Albania will be above 60%, not only surpassing the threshold but well beyond it, if the minimum wage is politically set to reach 70,000 lek in three years. This makes the Albanian economy particularly exposed in sectors such as:

  • textiles,
  • food processing,
  • agriculture,
  • low-value-added services.

Secondary aspects not to be underestimated

The IMF study emphasizes several side effects often overlooked in public debates:

Net migration is affected in low-productivity regions because higher minimum wages raise labor costs for local firms, reduce employment or working hours, discourage investments, and lower labor force participation. As a result, poorer regions lose jobs and economic prospects, increasing the outflow of youth to urban centers or abroad, while simultaneously becoming less attractive for new migrants.

Formalization may rise slightly, but it does not neutralize the negative effects of high costs, as firms remain influenced by informal practices and corruption. Even though higher minimum wages may push some firms toward formal compliance to avoid penalties, the effect is limited.
High labor costs encourage some small firms to seek alternative survival strategies, including partial wage reporting or administrative loopholes. Therefore, slight increases in formalization do not compensate for the pressure of high costs and the risk of declining employment.

Large, productive firms handle increases more easily, while small firms struggle.
In Albania, where over 95% of enterprises are micro or small, this is a serious warning.

Implications for Albanian policymaking

From the analysis of IMF findings and the realities of the Albanian market, several conclusions emerge:

  1. A single minimum wage does not reflect the country’s economic reality. Regional and sectoral disparities are too pronounced to justify a uniform approach.
  2. Large and rapid increases must be accompanied by active policies, such as:
    • training programs,
    • employment subsidies,
    • targeted support for low-income households,
    • fiscal relief for small firms.
  3. Sectoral or regional differentiation of the minimum wage should be considered, despite administrative challenges.
  4. Labor market monitoring after 2026 must be intensive, as real effects appear after 2–4 years.
  5. Emigration and labor force participation should be carefully observed, as they are key channels where minimum wage increases exert the strongest impact in developing countries.

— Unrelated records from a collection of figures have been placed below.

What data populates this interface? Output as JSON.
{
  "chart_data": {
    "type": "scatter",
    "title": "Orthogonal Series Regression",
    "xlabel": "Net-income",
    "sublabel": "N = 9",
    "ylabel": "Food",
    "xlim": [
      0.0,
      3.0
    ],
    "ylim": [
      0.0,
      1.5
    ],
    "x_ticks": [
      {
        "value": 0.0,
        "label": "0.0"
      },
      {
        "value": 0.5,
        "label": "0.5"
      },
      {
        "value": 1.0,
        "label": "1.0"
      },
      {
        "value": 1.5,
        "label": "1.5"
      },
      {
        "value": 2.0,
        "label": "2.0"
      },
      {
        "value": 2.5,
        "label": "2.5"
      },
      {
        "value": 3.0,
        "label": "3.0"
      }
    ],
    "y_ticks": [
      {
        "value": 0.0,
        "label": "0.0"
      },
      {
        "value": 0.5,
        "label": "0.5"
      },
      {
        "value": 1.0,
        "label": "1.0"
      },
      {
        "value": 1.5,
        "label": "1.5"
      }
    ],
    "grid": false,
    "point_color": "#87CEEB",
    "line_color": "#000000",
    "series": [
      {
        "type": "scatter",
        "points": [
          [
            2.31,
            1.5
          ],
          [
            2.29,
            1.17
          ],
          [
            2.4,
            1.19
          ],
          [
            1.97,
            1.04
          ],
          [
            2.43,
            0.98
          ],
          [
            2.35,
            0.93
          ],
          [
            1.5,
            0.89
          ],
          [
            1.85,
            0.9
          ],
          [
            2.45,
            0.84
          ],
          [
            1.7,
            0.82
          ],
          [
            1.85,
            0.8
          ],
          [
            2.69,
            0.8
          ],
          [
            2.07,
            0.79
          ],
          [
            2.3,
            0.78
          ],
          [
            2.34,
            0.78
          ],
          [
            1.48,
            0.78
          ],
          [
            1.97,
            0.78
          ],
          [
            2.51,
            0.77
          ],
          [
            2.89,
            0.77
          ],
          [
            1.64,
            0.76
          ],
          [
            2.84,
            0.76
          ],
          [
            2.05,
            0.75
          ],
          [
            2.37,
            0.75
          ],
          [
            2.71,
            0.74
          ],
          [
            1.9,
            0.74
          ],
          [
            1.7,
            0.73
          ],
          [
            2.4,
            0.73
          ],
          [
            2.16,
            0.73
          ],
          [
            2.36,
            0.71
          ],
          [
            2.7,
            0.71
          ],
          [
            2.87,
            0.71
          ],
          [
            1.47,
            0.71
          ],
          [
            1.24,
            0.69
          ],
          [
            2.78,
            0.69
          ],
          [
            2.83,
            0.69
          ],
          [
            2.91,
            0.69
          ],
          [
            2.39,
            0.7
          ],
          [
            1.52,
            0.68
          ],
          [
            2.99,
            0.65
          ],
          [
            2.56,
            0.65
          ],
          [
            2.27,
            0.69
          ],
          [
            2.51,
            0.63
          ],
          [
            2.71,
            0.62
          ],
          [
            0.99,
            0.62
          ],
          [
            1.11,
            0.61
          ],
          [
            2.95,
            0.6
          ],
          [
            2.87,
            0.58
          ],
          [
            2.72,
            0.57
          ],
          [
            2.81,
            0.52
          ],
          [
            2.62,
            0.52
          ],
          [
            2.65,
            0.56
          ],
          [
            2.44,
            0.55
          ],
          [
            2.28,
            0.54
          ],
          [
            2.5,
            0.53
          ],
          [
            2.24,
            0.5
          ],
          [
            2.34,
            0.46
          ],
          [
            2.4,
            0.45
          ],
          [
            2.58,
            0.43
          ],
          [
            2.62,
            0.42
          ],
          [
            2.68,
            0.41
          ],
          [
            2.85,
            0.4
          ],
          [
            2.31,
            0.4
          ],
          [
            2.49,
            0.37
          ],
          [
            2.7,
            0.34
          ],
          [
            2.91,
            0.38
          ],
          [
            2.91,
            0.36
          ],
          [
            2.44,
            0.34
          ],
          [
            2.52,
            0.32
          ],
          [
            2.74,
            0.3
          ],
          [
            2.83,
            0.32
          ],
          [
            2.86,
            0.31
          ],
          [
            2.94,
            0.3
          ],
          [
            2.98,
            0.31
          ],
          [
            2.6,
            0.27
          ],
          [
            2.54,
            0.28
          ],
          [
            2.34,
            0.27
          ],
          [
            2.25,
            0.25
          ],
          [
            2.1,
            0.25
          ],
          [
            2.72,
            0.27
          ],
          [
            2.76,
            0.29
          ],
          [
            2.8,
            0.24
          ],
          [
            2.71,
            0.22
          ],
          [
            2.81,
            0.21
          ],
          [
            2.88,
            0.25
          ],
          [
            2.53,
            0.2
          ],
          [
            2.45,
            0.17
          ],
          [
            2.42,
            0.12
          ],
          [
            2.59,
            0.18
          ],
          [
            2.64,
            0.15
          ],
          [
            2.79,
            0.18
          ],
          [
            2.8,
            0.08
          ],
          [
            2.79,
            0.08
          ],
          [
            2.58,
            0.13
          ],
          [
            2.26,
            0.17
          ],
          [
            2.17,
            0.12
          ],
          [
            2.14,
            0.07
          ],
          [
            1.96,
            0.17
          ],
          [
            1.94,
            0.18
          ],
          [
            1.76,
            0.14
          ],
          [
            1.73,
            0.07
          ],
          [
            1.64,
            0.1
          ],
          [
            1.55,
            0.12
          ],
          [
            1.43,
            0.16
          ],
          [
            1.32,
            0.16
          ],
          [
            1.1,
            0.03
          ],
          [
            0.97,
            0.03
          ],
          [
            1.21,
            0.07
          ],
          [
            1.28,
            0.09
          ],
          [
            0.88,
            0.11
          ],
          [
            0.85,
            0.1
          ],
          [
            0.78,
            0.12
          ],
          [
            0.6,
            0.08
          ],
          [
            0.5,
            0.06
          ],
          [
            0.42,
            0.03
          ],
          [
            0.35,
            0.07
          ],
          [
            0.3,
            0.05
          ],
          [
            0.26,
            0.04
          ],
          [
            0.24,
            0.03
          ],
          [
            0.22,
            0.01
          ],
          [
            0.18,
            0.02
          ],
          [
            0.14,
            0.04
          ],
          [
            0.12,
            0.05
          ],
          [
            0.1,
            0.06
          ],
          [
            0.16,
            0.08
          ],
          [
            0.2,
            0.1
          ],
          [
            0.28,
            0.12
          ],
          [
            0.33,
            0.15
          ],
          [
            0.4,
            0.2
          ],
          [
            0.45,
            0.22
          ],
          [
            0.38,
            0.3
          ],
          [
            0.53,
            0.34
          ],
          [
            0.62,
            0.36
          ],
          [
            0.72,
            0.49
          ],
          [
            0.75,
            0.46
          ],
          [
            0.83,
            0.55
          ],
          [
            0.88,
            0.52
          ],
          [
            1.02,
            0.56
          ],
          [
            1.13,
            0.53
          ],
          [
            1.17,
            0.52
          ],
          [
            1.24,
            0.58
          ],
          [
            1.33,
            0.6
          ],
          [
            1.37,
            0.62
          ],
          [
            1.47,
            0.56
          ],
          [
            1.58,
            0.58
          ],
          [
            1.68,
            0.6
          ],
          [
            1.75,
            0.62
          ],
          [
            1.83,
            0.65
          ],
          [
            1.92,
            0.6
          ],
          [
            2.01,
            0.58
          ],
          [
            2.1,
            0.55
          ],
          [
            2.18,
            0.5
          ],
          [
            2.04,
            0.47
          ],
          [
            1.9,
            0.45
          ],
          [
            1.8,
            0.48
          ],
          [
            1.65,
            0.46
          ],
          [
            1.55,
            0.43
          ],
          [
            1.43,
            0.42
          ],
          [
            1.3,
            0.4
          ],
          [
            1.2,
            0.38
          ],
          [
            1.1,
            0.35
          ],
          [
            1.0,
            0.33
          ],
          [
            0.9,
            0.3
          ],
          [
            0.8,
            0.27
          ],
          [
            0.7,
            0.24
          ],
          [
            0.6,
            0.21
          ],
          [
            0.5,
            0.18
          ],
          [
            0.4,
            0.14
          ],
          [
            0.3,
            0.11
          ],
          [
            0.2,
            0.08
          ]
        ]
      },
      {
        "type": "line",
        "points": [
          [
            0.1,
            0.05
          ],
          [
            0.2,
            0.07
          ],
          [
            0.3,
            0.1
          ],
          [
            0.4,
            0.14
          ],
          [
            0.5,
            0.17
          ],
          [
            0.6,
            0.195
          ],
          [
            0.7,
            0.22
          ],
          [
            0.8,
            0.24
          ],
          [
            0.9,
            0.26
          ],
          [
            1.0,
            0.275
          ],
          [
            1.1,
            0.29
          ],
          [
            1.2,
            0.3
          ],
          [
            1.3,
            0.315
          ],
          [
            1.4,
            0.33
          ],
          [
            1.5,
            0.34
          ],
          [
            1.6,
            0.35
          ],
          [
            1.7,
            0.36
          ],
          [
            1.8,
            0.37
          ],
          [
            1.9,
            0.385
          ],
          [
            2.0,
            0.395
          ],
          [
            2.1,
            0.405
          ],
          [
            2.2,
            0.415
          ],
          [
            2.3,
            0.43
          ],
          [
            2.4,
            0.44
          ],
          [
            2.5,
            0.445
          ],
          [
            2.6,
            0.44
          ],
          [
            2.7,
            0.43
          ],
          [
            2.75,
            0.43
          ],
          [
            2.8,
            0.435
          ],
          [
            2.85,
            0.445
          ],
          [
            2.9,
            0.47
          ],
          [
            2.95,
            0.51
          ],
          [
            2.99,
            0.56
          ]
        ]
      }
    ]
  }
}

Raising the minimum wage is a powerful policy instrument, but it is not neutral.
It provides immediate relief for low-wage workers but generates increased pressure on the most fragile sectors and regions of the economy.
The IMF study makes it clear that the real impact emerges not in the first days, but after several years, when firms face accumulated costs and must make strategic decisions regarding investment, hiring, and survival.
For Albania, raising the minimum wage to 50,000 lek is a politically significant decision with profound economic effects. It offers immediate benefits but creates a horizon of risk that requires attention, accompanying policies, and careful labor market analysis in the coming years.